Щурясь на сияющее небо и море, Скол подполз ближе.
— Вон там, — радостно указала она на пляж.
Метрах в пятидесяти лежала, зарывшись носом в песок у воды, маленькая двухвинтовая лодка. Старая, с белым корпусом и красным буртиком. На буртике и частично выбитом ветровом стекле виднелись белые крапины.
— Давай подойдем ближе! — Опираясь на его плечо, Лилия начала было вставать, но Скол бросил нож, схватил ее за руку и потянул назад.
— Погоди.
— Что такое?
Он потер место ушиба и хмуро посмотрел на лодку, такую красно-белую, ничейную, появившуюся так кстати в ярком свете погожего, без намека на туман дня.
— Здесь какой-то обман, ловушка. Слишком все гладко. Мы ложимся спать, а наутро подана лодка. Правильно сказала, я не верю.
— Не «подана». Она здесь уже несколько недель. Смотри, сколько птичьего помета и как глубоко нос в песке.
— Откуда она взялась? Прибрежных островов тут нет.
— Может, неизлечимых, которые на ней пришли, поймали. Или товарищи с Майорки специально оставили ее для таких, как мы. Ты же говорил о спасательной операции.
— И за все время никто ее не увидел и не сообщил куда надо?
— Уни никого на эту часть пляжа не пускает.
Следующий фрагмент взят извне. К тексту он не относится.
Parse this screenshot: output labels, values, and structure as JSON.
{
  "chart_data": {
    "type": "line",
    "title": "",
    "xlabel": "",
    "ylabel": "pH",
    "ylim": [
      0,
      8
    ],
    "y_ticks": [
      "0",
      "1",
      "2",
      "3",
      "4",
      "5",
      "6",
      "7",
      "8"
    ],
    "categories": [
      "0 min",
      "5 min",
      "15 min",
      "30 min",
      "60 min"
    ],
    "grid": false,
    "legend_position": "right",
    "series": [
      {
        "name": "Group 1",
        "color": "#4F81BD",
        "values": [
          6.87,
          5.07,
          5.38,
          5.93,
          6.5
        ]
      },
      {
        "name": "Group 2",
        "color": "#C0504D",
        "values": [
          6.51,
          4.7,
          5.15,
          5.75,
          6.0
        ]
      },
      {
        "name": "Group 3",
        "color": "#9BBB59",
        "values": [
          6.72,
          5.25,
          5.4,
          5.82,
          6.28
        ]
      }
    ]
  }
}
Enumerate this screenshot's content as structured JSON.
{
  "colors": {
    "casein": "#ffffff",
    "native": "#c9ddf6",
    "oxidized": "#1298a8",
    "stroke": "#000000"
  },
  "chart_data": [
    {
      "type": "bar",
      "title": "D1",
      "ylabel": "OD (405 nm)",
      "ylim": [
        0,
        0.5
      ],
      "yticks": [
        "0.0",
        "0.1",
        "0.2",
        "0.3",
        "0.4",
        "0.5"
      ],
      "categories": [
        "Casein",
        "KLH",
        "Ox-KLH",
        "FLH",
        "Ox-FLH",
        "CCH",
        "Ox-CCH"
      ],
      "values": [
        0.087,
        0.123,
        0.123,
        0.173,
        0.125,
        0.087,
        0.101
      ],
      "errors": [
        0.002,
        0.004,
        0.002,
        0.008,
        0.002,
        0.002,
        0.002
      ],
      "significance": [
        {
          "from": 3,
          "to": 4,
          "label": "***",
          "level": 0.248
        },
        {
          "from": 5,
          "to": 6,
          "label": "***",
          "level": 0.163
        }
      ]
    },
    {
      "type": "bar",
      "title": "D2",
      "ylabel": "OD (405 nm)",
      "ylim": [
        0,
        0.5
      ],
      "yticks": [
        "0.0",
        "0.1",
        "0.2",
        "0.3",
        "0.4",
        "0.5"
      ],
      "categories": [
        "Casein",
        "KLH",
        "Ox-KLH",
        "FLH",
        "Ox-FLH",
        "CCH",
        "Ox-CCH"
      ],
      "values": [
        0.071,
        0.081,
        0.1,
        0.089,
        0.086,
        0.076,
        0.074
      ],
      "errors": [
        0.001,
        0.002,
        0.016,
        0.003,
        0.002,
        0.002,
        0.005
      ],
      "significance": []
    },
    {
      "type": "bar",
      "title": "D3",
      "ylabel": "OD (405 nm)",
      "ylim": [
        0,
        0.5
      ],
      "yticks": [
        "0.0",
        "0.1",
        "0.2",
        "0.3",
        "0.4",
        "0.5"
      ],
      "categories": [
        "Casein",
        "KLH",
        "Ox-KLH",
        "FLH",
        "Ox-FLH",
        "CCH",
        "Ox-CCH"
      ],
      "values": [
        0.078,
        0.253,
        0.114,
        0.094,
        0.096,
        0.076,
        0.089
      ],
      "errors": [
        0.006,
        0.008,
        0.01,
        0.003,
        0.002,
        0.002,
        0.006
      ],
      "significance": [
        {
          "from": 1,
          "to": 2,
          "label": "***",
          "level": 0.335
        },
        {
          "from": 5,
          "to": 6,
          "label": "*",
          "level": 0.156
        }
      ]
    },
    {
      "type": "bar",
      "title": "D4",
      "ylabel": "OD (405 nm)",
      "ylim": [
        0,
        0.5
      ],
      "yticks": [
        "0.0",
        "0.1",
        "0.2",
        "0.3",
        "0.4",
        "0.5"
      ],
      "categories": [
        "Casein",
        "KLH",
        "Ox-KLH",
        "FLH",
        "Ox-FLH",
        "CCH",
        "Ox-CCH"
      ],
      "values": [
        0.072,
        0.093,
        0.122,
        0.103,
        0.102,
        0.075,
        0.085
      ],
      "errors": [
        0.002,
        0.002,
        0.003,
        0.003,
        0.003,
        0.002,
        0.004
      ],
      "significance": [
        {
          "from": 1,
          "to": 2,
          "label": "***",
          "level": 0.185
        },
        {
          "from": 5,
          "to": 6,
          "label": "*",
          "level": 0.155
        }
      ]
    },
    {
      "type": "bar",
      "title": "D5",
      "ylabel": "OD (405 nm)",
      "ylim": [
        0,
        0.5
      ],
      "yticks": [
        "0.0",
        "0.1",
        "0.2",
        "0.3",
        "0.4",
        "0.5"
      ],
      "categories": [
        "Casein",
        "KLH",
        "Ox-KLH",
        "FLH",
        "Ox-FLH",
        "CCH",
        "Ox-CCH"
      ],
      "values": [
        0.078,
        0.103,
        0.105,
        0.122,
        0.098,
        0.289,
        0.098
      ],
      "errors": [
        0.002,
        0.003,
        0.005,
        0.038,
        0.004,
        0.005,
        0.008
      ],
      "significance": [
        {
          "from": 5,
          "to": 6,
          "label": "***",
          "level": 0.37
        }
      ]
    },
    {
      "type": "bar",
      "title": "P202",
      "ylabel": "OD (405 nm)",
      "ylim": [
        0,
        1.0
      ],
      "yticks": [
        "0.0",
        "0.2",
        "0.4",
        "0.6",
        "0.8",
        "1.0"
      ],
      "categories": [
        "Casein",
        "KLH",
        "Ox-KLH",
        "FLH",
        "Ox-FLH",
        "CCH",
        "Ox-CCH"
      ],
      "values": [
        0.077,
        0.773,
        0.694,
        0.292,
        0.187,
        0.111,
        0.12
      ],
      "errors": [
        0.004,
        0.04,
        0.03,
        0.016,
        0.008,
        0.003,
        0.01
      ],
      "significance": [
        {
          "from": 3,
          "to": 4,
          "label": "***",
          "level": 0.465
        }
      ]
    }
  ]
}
— Подождем. Просто подождем и посмотрим.
— Хорошо, — ответила она неохотно.
— Слишком все гладко.
— А почему непременно должно быть трудно?
Не спуская глаз с лодки, они позавтракали и свернули одеяла. По очереди ползали в глубь пещеры в туалет, роя ямы в песке.
Волны, которые сначала лизали корму под буртиком, отступили с отливом. На ветровое стекло и поручни, покружив, сели птицы: четыре чайки и две какие-то коричневые.
— С каждой минутой все невыносимее в этой грязи, — пожаловалась Лилия. — Вдруг про лодку сообщили и сегодня ее заберут?
— Говори шепотом! Иисус и Уэй, почему я не захватил подзорную трубу!
Он безуспешно попытался соорудить ее из линз компаса, фонаря и свернутого в трубку картона от коробки.
— Сколько еще ждать?
— Пока не стемнеет.
Тишину пустынного пляжа нарушал только плеск волн, хлопанье крыльев да крики птиц.
Скол прокрался к лодке один, медленно и осторожно. Она оказалась старее, чем они думали: под облупившейся белой краской виднелись следы ремонта, буртик — в щербинах и трещинах. Скол обошел кругом, не притрагиваясь, высматривая при свете фонаря какой-нибудь — какой, он не знал — признак подвоха. Ничего не обнаружил — просто старая загаженная птицами лодка, непонятно по какой причине брошенная, со снятыми центральными сиденьями и на треть выбитым ветровым стеклом. Погасил фонарь, взглянул на скалы и… коснулся поручня, опасаясь, что вот-вот поднимется тревога. Скалы в слабом лунном свете остались темными и безлюдными.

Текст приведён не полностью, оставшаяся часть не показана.